Блин, у нас няни в городе закончились? Центры там всякие и..
— Да ты не переживай! Папа сам через час позвонит, спросит, все ли в порядке.
— И?
— И продлит тебя.
Как ни в чем не бывало...
— Меня? Я вообще-то не нанималась и...
— А ты прикольная. — Достает наушники из кармана, следом включая грохочущую музыку...
Потираю виски, зажимая губы.

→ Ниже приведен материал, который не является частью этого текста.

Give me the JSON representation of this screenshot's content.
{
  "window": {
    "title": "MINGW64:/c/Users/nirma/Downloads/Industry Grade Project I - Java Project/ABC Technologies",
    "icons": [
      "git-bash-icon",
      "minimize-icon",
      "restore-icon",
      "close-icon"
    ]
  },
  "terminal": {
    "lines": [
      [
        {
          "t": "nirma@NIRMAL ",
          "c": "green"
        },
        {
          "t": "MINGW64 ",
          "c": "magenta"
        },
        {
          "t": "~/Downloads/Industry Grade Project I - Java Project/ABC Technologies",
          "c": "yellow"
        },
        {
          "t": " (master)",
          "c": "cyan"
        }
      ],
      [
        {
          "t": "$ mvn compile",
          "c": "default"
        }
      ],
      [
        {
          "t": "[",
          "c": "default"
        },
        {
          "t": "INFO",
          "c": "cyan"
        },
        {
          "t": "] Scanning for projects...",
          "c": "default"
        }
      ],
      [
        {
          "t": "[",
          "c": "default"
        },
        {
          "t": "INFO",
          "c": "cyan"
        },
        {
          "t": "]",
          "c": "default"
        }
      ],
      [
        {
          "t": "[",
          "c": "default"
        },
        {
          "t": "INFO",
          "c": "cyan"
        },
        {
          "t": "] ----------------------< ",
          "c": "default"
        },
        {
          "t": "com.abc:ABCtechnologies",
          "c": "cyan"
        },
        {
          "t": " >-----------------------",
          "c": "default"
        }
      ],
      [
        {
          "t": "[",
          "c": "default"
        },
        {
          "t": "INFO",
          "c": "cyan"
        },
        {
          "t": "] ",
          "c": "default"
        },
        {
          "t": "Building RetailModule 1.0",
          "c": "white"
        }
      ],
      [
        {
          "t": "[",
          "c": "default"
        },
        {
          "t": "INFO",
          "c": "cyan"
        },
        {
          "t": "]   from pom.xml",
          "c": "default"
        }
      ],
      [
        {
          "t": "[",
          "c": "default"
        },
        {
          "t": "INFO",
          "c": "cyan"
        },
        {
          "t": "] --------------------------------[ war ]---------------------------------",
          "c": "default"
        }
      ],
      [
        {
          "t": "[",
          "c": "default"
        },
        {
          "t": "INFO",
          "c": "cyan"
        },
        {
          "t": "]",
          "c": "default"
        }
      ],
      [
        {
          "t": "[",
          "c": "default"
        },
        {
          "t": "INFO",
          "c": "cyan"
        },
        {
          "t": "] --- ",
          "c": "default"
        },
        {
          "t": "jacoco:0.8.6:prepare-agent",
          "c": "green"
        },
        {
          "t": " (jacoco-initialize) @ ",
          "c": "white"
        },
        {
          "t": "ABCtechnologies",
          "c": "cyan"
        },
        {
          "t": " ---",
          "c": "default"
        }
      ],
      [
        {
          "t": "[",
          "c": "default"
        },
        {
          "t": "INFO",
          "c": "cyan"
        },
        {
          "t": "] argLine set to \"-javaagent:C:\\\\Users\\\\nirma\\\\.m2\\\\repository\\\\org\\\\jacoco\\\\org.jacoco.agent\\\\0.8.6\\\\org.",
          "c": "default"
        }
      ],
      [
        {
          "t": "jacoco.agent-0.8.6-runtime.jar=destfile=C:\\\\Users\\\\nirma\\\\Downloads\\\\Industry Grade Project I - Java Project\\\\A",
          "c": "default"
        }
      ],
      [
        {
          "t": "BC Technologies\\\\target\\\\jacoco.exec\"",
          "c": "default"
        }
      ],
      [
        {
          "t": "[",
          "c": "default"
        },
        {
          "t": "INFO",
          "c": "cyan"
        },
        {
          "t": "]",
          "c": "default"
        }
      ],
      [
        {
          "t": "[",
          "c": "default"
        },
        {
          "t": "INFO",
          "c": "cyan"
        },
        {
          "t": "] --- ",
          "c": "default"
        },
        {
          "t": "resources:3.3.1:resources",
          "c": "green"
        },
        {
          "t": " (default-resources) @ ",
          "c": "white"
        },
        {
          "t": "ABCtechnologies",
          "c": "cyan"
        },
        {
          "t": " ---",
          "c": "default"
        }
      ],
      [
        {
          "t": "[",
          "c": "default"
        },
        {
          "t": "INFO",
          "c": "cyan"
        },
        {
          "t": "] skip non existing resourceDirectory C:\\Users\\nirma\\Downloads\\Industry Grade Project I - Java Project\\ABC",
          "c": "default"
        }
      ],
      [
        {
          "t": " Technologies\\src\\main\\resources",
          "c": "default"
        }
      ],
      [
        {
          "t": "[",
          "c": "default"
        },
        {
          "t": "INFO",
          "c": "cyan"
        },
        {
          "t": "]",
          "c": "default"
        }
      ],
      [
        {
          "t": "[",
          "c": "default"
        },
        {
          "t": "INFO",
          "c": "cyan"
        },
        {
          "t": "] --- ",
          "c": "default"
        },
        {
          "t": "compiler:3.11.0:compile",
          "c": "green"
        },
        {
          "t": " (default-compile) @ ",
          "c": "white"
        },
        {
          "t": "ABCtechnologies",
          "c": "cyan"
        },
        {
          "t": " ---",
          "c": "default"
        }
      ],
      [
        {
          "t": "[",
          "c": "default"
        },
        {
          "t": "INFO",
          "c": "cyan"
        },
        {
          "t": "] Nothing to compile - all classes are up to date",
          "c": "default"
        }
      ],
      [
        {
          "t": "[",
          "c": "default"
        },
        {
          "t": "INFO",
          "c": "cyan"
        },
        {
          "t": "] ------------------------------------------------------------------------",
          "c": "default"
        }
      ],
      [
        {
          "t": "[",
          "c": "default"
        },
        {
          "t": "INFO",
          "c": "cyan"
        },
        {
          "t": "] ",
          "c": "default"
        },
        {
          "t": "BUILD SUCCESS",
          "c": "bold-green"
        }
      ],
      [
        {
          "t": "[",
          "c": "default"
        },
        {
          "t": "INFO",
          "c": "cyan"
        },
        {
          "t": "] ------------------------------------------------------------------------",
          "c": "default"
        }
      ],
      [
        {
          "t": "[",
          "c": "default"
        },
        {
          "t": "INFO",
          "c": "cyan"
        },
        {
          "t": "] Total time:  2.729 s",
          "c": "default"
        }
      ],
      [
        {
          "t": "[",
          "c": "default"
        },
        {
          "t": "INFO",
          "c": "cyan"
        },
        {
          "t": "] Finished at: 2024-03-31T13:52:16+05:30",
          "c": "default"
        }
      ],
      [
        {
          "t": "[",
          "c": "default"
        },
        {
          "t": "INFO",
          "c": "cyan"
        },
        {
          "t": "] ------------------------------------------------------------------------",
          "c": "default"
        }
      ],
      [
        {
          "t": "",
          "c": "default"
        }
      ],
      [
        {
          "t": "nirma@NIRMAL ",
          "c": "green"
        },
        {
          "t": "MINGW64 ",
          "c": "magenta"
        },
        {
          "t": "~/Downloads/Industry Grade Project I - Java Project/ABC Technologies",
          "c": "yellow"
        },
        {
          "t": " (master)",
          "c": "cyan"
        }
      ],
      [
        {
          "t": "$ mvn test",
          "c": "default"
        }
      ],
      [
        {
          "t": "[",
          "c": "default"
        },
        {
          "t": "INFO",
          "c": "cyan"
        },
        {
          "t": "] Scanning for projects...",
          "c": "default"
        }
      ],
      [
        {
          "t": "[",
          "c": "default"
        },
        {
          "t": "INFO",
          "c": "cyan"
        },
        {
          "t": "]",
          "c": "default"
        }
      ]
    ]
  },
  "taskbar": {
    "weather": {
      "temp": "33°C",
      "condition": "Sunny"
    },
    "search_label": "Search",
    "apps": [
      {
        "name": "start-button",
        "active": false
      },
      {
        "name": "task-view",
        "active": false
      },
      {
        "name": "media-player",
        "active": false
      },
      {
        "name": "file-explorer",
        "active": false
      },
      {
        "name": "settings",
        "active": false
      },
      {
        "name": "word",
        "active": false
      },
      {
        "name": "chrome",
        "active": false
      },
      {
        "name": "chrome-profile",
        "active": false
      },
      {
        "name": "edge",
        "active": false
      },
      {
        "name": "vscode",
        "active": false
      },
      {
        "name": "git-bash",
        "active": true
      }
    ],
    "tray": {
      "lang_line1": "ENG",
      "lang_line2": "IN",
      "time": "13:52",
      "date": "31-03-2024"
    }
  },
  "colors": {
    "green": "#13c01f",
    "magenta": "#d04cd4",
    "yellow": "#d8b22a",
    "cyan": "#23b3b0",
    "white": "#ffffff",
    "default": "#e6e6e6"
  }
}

Только бы не мигрень, вот её мне ещё не хватало.
Резко убирает наушник.
— Тебя как зовут-то?
— Света.
Кивает, снова погружаясь в грохочущие биты...
Вот и познакомились.
Спасибо, Артём, всегда мечтала узнать, как там твои дела...
Ну, не так же, демон ты Лермонтова!
Ещё в подъезде поняла, что что-то не так, неспроста этот запах окутал весь тамбур.
И пока Никита восхищался и разглядывал папины любимые макеты кораблей разного масштаба, я вдыхала запах оладушек, скидывая лодочки, и думала, почему...
Она же уехала к подруге? Почему снова здесь, в моем доме, на моей кухне и явно в моем фартуке...
Из кухни раздалось:
— Родная, а где Тимошка, я тут его любимые...
Следом высунулась белокурая голова и замерла, лицезрея улыбающееся божественное провидение. Тот ей даже помахал, на что мама вышла всей красотой своей души, а я лишь прикинула, сколько потом отскребать лопатку, что она так ловко держит в руке.
Не иначе, как минут пять.
— Мам, это Никита — сын моего знакомого. Никит, это Юлия Александровна.
— Здрасте, тёть Юль.
А ребенок далеко пойдет, судя по улыбке на мамином лице. Тёть? Отлично сказано.
— Оладушки будешь?
Кивнул.
— Тогда марш руки мыть. — Разбавила их идиллию тоном строгой училки.
Ребенок скрылся в ванной, слегка замешкавшись с выключателями, а я прошла на запах гари, вслед за убегающей мамой. Порция с любимой сковороды полетела прямиком в мусорное ведро, мама принялась разливать тесто вновь, старательно отводя от меня взгляд.
Что ж, хорошо.
— Мам, что случилось?
— Ничего, с чего ты взяла?
— Мам...
— Что "мам" да "мам"? — Вспылила, выбросив половник с разлетевшимися брызгами по всей хрущевской кухне. — Эта негодница...
"Негодницей" обычно выступает моя сестра, и я начинаю догадываться, что стало причиной маминого
срыва и возвращения в мою обитель.— Ты представляешь, она улетела чёрти куда да ещё и не одна! Я только начала отходить от известия о срыве свадьбы, только наладила всё с Игорешей, а она... Несносная девчонка!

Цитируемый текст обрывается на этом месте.